In this attack scheme, the attacker tricks their victim into visiting a site that appears harmless, but sends a malicious request to access files via address 0.0.0.0. At the first stage of the invasion, the hacker can gain access to the developer’s code and internal messages; but this attack also opens access to the victim’s local network. This means that the scheme is limited to attacking only individuals and companies that host the web servers themselves.
The 0.0.0.0-day mechanism allows, for example, to run malicious code on a server hosting the Ray AI framework, which is used to train artificial intelligence by the largest companies, including Amazon and Intel. This is not a theoretical threat—Google cybersecurity engineer David Adrian spoke about malware exploiting this vulnerability. This type of attack is possible on computers running macOS and Linux, but not Windows—Microsoft has blocked access to the 0.0.0.0 address across the entire OS. Apple said it intends to block all attempts by sites to access this address in the macOS 15 Sequoia beta; cybersecurity experts at Google Chrome and Chromium plan to do the same.

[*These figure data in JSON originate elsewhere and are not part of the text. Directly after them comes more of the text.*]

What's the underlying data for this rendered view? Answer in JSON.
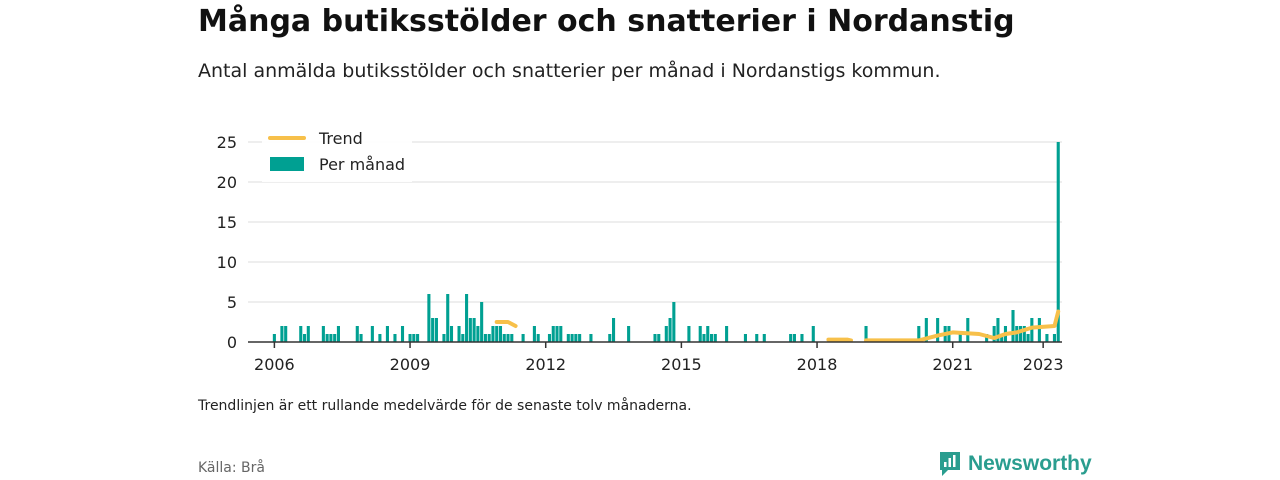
{
  "header": {
    "title": "Många butiksstölder och snatterier i Nordanstig",
    "subtitle": "Antal anmälda butiksstölder och snatterier per månad i Nordanstigs kommun."
  },
  "footer": {
    "note": "Trendlinjen är ett rullande medelvärde för de senaste tolv månaderna.",
    "source": "Källa: Brå",
    "brand": "Newsworthy"
  },
  "colors": {
    "bar": "#00a092",
    "trend": "#f7c04a",
    "grid": "#dddddd",
    "axis": "#333333",
    "brand": "#2a9d8f"
  },
  "chart_data": {
    "type": "bar",
    "title": "Många butiksstölder och snatterier i Nordanstig",
    "xlabel": "",
    "ylabel": "",
    "ylim": [
      0,
      25
    ],
    "yticks": [
      0,
      5,
      10,
      15,
      20,
      25
    ],
    "xticks": [
      2006,
      2009,
      2012,
      2015,
      2018,
      2021,
      2023
    ],
    "xlim": [
      "2005-06",
      "2023-06"
    ],
    "grid": true,
    "legend_position": "top-left",
    "legend": [
      "Trend",
      "Per månad"
    ],
    "series": [
      {
        "name": "Per månad",
        "type": "bar",
        "points": [
          [
            "2006-01",
            1
          ],
          [
            "2006-03",
            2
          ],
          [
            "2006-04",
            2
          ],
          [
            "2006-08",
            2
          ],
          [
            "2006-09",
            1
          ],
          [
            "2006-10",
            2
          ],
          [
            "2007-02",
            2
          ],
          [
            "2007-03",
            1
          ],
          [
            "2007-04",
            1
          ],
          [
            "2007-05",
            1
          ],
          [
            "2007-06",
            2
          ],
          [
            "2007-11",
            2
          ],
          [
            "2007-12",
            1
          ],
          [
            "2008-03",
            2
          ],
          [
            "2008-05",
            1
          ],
          [
            "2008-07",
            2
          ],
          [
            "2008-09",
            1
          ],
          [
            "2008-11",
            2
          ],
          [
            "2009-01",
            1
          ],
          [
            "2009-02",
            1
          ],
          [
            "2009-03",
            1
          ],
          [
            "2009-06",
            6
          ],
          [
            "2009-07",
            3
          ],
          [
            "2009-08",
            3
          ],
          [
            "2009-10",
            1
          ],
          [
            "2009-11",
            6
          ],
          [
            "2009-12",
            2
          ],
          [
            "2010-02",
            2
          ],
          [
            "2010-03",
            1
          ],
          [
            "2010-04",
            6
          ],
          [
            "2010-05",
            3
          ],
          [
            "2010-06",
            3
          ],
          [
            "2010-07",
            2
          ],
          [
            "2010-08",
            5
          ],
          [
            "2010-09",
            1
          ],
          [
            "2010-10",
            1
          ],
          [
            "2010-11",
            2
          ],
          [
            "2010-12",
            2
          ],
          [
            "2011-01",
            2
          ],
          [
            "2011-02",
            1
          ],
          [
            "2011-03",
            1
          ],
          [
            "2011-04",
            1
          ],
          [
            "2011-07",
            1
          ],
          [
            "2011-10",
            2
          ],
          [
            "2011-11",
            1
          ],
          [
            "2012-02",
            1
          ],
          [
            "2012-03",
            2
          ],
          [
            "2012-04",
            2
          ],
          [
            "2012-05",
            2
          ],
          [
            "2012-07",
            1
          ],
          [
            "2012-08",
            1
          ],
          [
            "2012-09",
            1
          ],
          [
            "2012-10",
            1
          ],
          [
            "2013-01",
            1
          ],
          [
            "2013-06",
            1
          ],
          [
            "2013-07",
            3
          ],
          [
            "2013-11",
            2
          ],
          [
            "2014-06",
            1
          ],
          [
            "2014-07",
            1
          ],
          [
            "2014-09",
            2
          ],
          [
            "2014-10",
            3
          ],
          [
            "2014-11",
            5
          ],
          [
            "2015-03",
            2
          ],
          [
            "2015-06",
            2
          ],
          [
            "2015-07",
            1
          ],
          [
            "2015-08",
            2
          ],
          [
            "2015-09",
            1
          ],
          [
            "2015-10",
            1
          ],
          [
            "2016-01",
            2
          ],
          [
            "2016-06",
            1
          ],
          [
            "2016-09",
            1
          ],
          [
            "2016-11",
            1
          ],
          [
            "2017-06",
            1
          ],
          [
            "2017-07",
            1
          ],
          [
            "2017-09",
            1
          ],
          [
            "2017-12",
            2
          ],
          [
            "2019-02",
            2
          ],
          [
            "2020-04",
            2
          ],
          [
            "2020-06",
            3
          ],
          [
            "2020-09",
            3
          ],
          [
            "2020-11",
            2
          ],
          [
            "2020-12",
            2
          ],
          [
            "2021-03",
            1
          ],
          [
            "2021-05",
            3
          ],
          [
            "2021-10",
            1
          ],
          [
            "2021-12",
            2
          ],
          [
            "2022-01",
            3
          ],
          [
            "2022-02",
            1
          ],
          [
            "2022-03",
            2
          ],
          [
            "2022-05",
            4
          ],
          [
            "2022-06",
            2
          ],
          [
            "2022-07",
            2
          ],
          [
            "2022-08",
            2
          ],
          [
            "2022-09",
            1
          ],
          [
            "2022-10",
            3
          ],
          [
            "2022-12",
            3
          ],
          [
            "2023-02",
            1
          ],
          [
            "2023-04",
            1
          ],
          [
            "2023-05",
            25
          ]
        ]
      },
      {
        "name": "Trend",
        "type": "line",
        "segments": [
          [
            [
              "2010-12",
              2.5
            ],
            [
              "2011-03",
              2.5
            ],
            [
              "2011-05",
              2.0
            ]
          ],
          [
            [
              "2018-04",
              0.3
            ],
            [
              "2018-09",
              0.3
            ],
            [
              "2018-10",
              0.2
            ]
          ],
          [
            [
              "2019-02",
              0.2
            ],
            [
              "2020-04",
              0.2
            ],
            [
              "2020-09",
              0.8
            ],
            [
              "2021-01",
              1.2
            ],
            [
              "2021-08",
              1.0
            ],
            [
              "2021-12",
              0.5
            ],
            [
              "2022-03",
              1.0
            ],
            [
              "2022-06",
              1.2
            ],
            [
              "2022-10",
              1.8
            ],
            [
              "2023-04",
              2.0
            ],
            [
              "2023-05",
              3.8
            ]
          ]
        ]
      }
    ]
  }
}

But Mozilla is not yet ready to offer the same solution for Firefox – the browser developer said that this could cause crashes on servers using the 0.0.0.0 address as a replacement for localhost, so a standards-based solution needs to be made. But Israeli cybersecurity experts insist the threat is significant: “By allowing 0.0.0.0, you are allowing everything.” They intend to present a detailed report at the DEF CON conference in Las Vegas next weekend.